Nicolas : Dans le premier chapitre du groupe, nous avions énormément d’idées, mais très peu de moyens pour les concrétiser. Cette fois, nous avons pu vraiment nous « lâcher ». Nous essayons toujours de trouver un équilibre dans ce que nous faisons. Nous n’allons pas mettre quelque chose juste pour le mettre. Si nous le mettons, c’est parce que nous estimons que nous devons le mettre dans un titre. Avec toute cette technologie, nous avons vraiment pu concrétiser tout un tas d’idées que nous estimions vouloir inclure. Nous avons mis beaucoup de choses dans cet album. Il y a énormément d’idées. Il y a des sous-chapitres – nous en parlerons peut-être tout à l’heure – qui rappellent d’ailleurs un peu ceux qu’il y avait sur The Perpetual Motion qui était sorti en 2005. Nous nous sommes fait plaisir !

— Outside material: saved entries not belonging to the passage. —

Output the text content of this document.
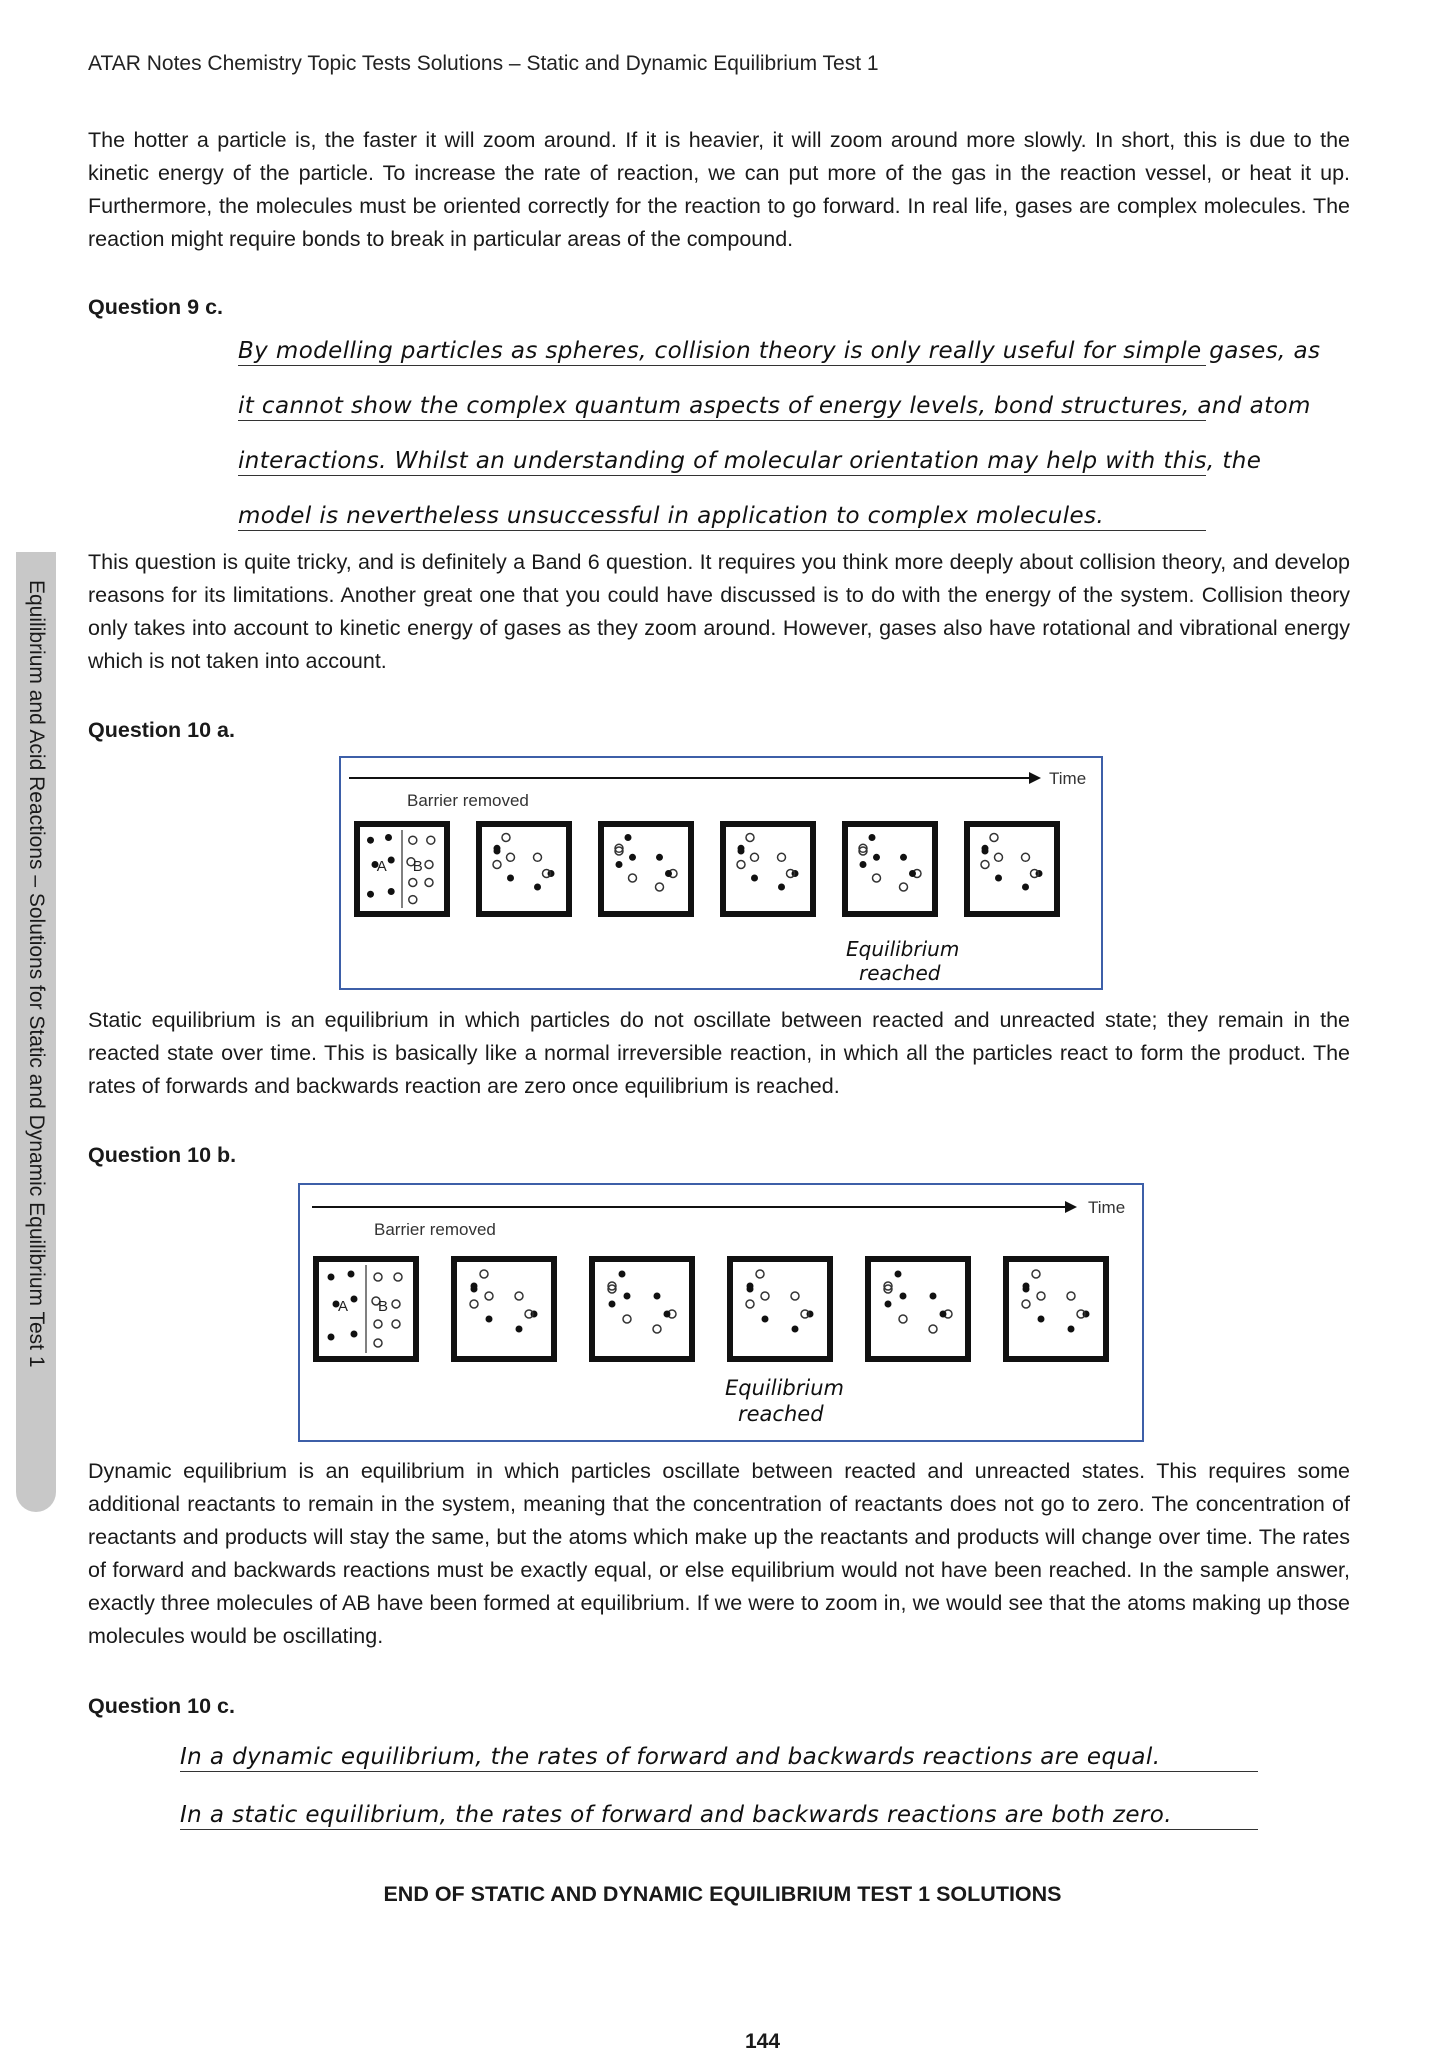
ATAR Notes Chemistry Topic Tests Solutions – Static and Dynamic Equilibrium Test 1
Equilibrium and Acid Reactions – Solutions for Static and Dynamic Equilibrium Test 1

The hotter a particle is, the faster it will zoom around. If it is heavier, it will zoom around more slowly. In short, this is due to the kinetic energy of the particle. To increase the rate of reaction, we can put more of the gas in the reaction vessel, or heat it up. Furthermore, the molecules must be oriented correctly for the reaction to go forward. In real life, gases are complex molecules. The reaction might require bonds to break in particular areas of the compound.

Question 9 c.
By modelling particles as spheres, collision theory is only really useful for simple gases, as
it cannot show the complex quantum aspects of energy levels, bond structures, and atom
interactions. Whilst an understanding of molecular orientation may help with this, the
model is nevertheless unsuccessful in application to complex molecules.

This question is quite tricky, and is definitely a Band 6 question. It requires you think more deeply about collision theory, and develop reasons for its limitations. Another great one that you could have discussed is to do with the energy of the system. Collision theory only takes into account to kinetic energy of gases as they zoom around. However, gases also have rotational and vibrational energy which is not taken into account.

Question 10 a.
Time
Barrier removed
A B
Equilibrium
reached

Static equilibrium is an equilibrium in which particles do not oscillate between reacted and unreacted state; they remain in the reacted state over time. This is basically like a normal irreversible reaction, in which all the particles react to form the product. The rates of forwards and backwards reaction are zero once equilibrium is reached.

Question 10 b.
Time
Barrier removed
A B
Equilibrium
reached

Dynamic equilibrium is an equilibrium in which particles oscillate between reacted and unreacted states. This requires some additional reactants to remain in the system, meaning that the concentration of reactants does not go to zero. The concentration of reactants and products will stay the same, but the atoms which make up the reactants and products will change over time. The rates of forward and backwards reactions must be exactly equal, or else equilibrium would not have been reached. In the sample answer, exactly three molecules of AB have been formed at equilibrium. If we were to zoom in, we would see that the atoms making up those molecules would be oscillating.

Question 10 c.
In a dynamic equilibrium, the rates of forward and backwards reactions are equal.
In a static equilibrium, the rates of forward and backwards reactions are both zero.
END OF STATIC AND DYNAMIC EQUILIBRIUM TEST 1 SOLUTIONS
144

« C’est un album qui est assez exigeant, mais nous avons essayé de le rendre le plus abordable possible. L’auditeur a besoin de plusieurs écoutes pour entendre tout un tas de petits détails, mais je pense qu’immédiatement, sur chaque titre, il va voir où nous voulons en venir. »

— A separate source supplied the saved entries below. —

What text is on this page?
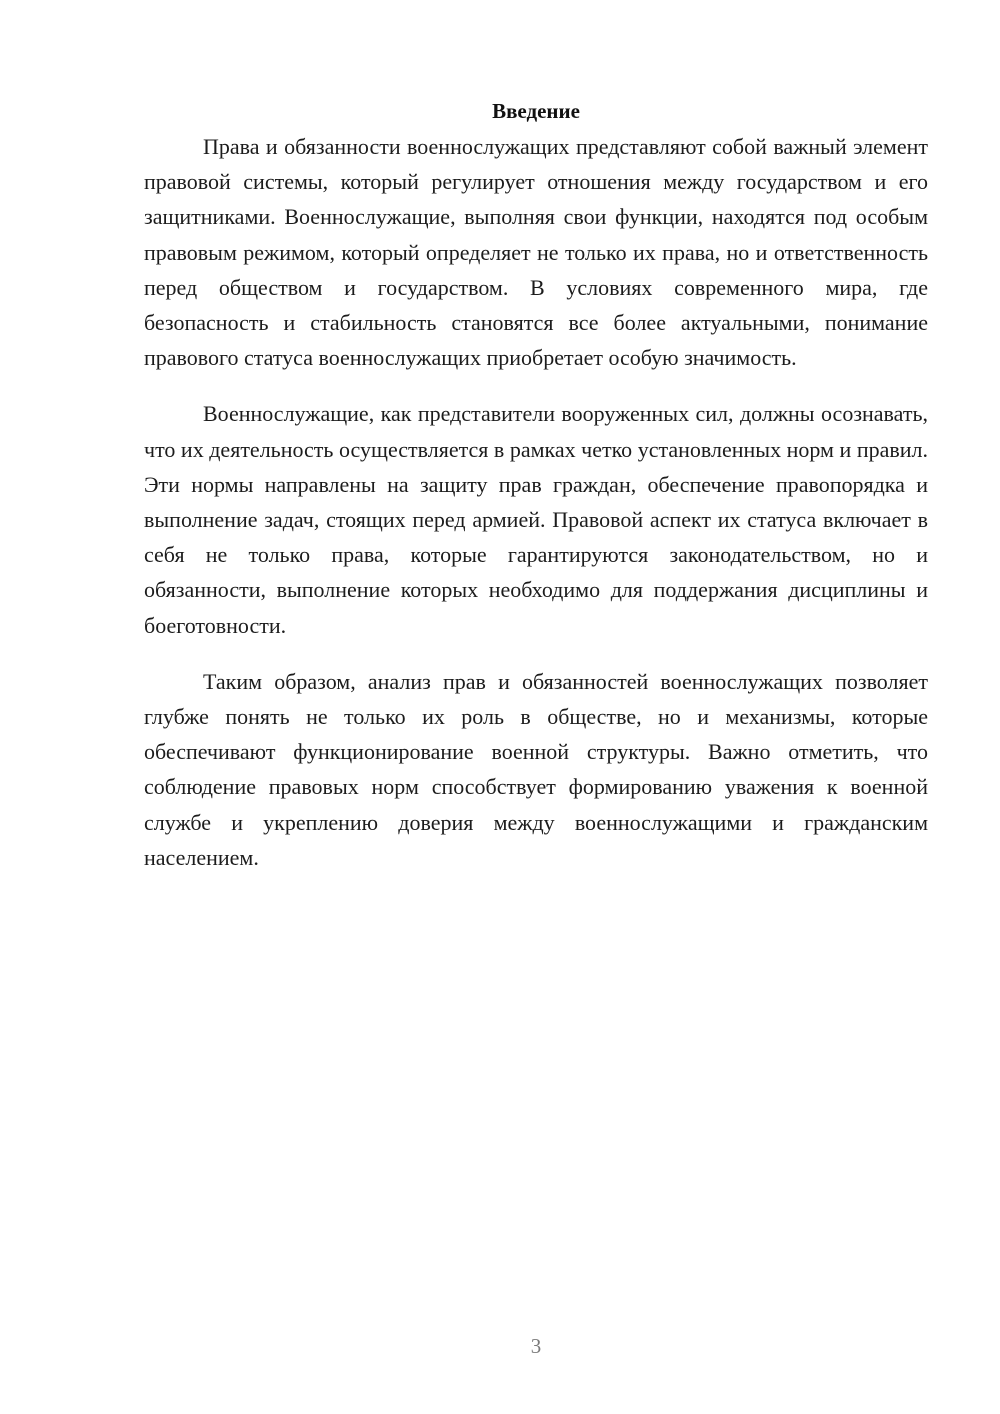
Введение

Права и обязанности военнослужащих представляют собой важный элемент правовой системы, который регулирует отношения между государством и его защитниками. Военнослужащие, выполняя свои функции, находятся под особым правовым режимом, который определяет не только их права, но и ответственность перед обществом и государством. В условиях современного мира, где безопасность и стабильность становятся все более актуальными, понимание правового статуса военнослужащих приобретает особую значимость.

Военнослужащие, как представители вооруженных сил, должны осознавать, что их деятельность осуществляется в рамках четко установленных норм и правил. Эти нормы направлены на защиту прав граждан, обеспечение правопорядка и выполнение задач, стоящих перед армией. Правовой аспект их статуса включает в себя не только права, которые гарантируются законодательством, но и обязанности, выполнение которых необходимо для поддержания дисциплины и боеготовности.

Таким образом, анализ прав и обязанностей военнослужащих позволяет глубже понять не только их роль в обществе, но и механизмы, которые обеспечивают функционирование военной структуры. Важно отметить, что соблюдение правовых норм способствует формированию уважения к военной службе и укреплению доверия между военнослужащими и гражданским населением.

3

Manuel : Ce que cet album apporte également, c’est que mine de rien, nos influences se sont enrichies depuis toutes ces années. Nous écoutons toujours un peu les mêmes trucs qu’à l’époque, mais nous en écoutons aussi de nouveaux. Nous nous sommes aussi enrichis de nos expériences avec d’autres musiciens dans d’autres formations. J’ai beaucoup appris avec Arkan, sur la composition avec Mus [El Kamal], le guitariste et principal compositeur, sur sa manière d’aborder les choses, mais aussi sur la manière de travailler. C’est-à-dire qu’il y avait un rapport à la musique qui était très différent et qui, au début, m’a beaucoup choqué : il jetait les idées aussi vite qu’elles arrivaient. C’était impressionnant de voir l’instabilité artistique de la chose, alors qu’il y a quinze ou vingt ans, dans The Old Dead Tree, nous avions tendance à sacraliser chacune des idées et à nous dire qu’elles étaient sorties comme ça et qu’il ne fallait pas les toucher. Aujourd’hui, toutes ces influences, à la fois artistiques et dans les manières de travailler, ont changé le visage de The Old Dead Tree. Il n’y a aucune vieille compo sur Second Thoughts. Il n’y a pas de vieille démo ou idée que nous aurions pu ramener l’un ou l’autre à un moment donné il y a cinq, dix ou quinze ans. Il n’y a vraiment que des choses qui ont été composées pour Second Thoughts dans les deux dernières années.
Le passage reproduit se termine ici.